Busayna laughed bitterly. “Complain about who and to who? Do as I say and no more useless ideas. Work hard, get your degree, and don’t come back here till you’re rich. And if you never come back, better still.”

“So you think I should go to one of the Arab countries?”

“Certainly.”

“Will you come with me?”

The question took her by surprise and she mumbled, avoiding his eyes, “God willing.” But he said sadly, “You’ve changed toward me, Busayna. I know it.”

Busayna could see another quarrel coming, so she said with a sigh, “You’re tired out now. Go get some sleep and we’ll talk tomorrow.”

She left but he didn’t sleep. He stayed awake for a long while thinking, recalling a hundred times the face of the presiding general as he asked him slowly, as though reveling in his humiliation, “Your father’s a property guard, son?” “Property guard?” — an unfamiliar expression, one that he’d given no thought to and that he’d never expected. An expression that was his whole life. He had lived it for long years, suffered its oppression, resisted it with all his might, and tried to rid himself of it. He had struggled so that he might escape through the opening provided by the Police Academy into a respectable, decent life, but that expression — “property guard” — was waiting for him at the end of the exhausting race, to ruin everything at the final moment. Why hadn’t they told him at the beginning? Why had the general left it to the end and shown how pleased he was with his answers to the questions, then directed his final thrust at him, as much as to say to him, “Get out of my sight, you son of a doorkeeper! You want to get into the police, you son of a doorkeeper? The son of the doorkeeper wants to be an officer? That’s a good one, I swear!”

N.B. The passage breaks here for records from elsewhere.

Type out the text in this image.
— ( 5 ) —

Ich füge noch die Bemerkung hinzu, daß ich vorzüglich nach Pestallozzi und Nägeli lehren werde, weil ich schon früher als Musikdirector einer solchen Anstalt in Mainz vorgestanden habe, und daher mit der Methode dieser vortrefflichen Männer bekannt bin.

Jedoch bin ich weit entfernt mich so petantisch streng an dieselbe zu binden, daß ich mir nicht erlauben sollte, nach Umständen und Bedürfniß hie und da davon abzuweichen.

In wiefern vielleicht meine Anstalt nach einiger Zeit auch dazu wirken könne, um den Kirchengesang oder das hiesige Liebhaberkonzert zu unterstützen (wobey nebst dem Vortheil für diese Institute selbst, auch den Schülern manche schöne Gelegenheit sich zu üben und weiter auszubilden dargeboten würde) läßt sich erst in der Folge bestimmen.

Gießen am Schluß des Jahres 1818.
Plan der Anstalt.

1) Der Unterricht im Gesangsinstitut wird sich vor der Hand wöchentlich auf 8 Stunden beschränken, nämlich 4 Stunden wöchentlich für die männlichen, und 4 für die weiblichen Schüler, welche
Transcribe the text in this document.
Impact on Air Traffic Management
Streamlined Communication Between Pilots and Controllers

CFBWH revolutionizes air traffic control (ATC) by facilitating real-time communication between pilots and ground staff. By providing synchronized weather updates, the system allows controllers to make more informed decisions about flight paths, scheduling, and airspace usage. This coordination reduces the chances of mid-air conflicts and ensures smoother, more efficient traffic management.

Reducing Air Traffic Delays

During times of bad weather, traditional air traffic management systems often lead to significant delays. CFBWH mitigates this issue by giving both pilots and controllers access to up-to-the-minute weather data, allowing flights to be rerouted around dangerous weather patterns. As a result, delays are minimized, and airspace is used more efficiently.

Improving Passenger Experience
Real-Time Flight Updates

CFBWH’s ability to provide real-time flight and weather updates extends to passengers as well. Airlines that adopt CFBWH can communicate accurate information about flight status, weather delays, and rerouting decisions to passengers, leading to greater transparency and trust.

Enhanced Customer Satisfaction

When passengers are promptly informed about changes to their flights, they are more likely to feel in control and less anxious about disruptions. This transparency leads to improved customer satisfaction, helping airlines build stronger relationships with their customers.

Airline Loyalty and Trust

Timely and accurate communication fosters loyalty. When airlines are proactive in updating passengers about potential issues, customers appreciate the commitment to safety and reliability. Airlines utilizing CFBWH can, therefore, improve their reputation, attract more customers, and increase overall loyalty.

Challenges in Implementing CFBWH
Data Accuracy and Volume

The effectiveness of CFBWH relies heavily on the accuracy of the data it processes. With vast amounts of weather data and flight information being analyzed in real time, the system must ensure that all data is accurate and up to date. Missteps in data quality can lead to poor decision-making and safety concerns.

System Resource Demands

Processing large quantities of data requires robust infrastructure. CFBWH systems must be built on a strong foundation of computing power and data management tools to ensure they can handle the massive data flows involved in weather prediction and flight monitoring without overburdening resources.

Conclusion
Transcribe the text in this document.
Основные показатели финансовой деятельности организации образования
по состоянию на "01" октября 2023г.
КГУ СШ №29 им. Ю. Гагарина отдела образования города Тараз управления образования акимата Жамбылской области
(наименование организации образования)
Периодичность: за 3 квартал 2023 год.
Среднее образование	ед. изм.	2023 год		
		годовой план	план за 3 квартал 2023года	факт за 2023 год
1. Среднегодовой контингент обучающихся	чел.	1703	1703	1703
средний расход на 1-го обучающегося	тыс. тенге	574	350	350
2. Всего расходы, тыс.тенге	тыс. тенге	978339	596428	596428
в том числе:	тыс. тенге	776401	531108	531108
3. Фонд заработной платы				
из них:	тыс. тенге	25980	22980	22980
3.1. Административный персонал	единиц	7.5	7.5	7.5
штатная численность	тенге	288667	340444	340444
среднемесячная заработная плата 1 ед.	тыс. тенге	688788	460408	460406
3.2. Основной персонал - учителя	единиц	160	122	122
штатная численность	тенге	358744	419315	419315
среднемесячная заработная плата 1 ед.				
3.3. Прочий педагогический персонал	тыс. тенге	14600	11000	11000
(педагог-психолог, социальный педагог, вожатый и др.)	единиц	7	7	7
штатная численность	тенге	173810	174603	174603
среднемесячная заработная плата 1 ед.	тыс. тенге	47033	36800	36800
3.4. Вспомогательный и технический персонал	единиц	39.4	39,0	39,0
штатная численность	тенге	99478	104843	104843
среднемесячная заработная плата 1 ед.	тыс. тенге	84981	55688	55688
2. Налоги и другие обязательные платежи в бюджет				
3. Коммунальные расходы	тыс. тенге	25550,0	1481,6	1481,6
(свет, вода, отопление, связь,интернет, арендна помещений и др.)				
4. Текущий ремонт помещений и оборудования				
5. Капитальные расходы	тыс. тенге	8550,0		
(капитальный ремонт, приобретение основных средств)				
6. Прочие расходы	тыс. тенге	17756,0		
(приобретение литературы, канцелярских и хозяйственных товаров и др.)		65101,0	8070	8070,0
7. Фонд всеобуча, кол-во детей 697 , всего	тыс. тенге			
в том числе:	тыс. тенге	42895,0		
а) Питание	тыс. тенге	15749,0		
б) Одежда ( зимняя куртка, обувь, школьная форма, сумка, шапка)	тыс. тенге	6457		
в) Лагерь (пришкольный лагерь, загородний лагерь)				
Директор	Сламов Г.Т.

Taha started to pace the room for he had made up his mind that he had to do something. He told himself that he could not remain silent while they humiliated him in this way. Slowly, he started to imagine fantastic scenes of revenge: he saw himself, for example, delivering the generals on the committee a speech about equal opportunity, rights, and the justice that God and his Prophet — God bless him and grant him peace — had bidden us to. He went on rebuking them until they melted in shame for what they had done and apologized to him and announced his acceptance into the academy. In the final scene, he saw himself grasping the presiding general’s collar and shouting in his face, “What business is it of yours what my father’s job is, you cheating bribe-taker!” Then he directed at it a number of violent blows, in response to which the general fell to the ground, drowning in his own blood. It was his habit to imagine scenes like these whenever he found himself in difficult situations that he could not control. This time, however, the scenes of revenge, for all their power, could not assuage his thirst. Feelings of humiliation continued to bear down on him, until an idea occurred to him that he could not get out of his head. Sitting down at the small desk and taking out a piece of paper and a pen, he wrote in large letters at the top of the page, “In the Name of God, the Merciful, the Compassionate. Complaint presented to His Excellency the President of the Republic.” He stopped for a moment and tipped his head back, feeling some comfort at the grandiloquence of the words and their solemnity. Then he applied himself diligently to writing.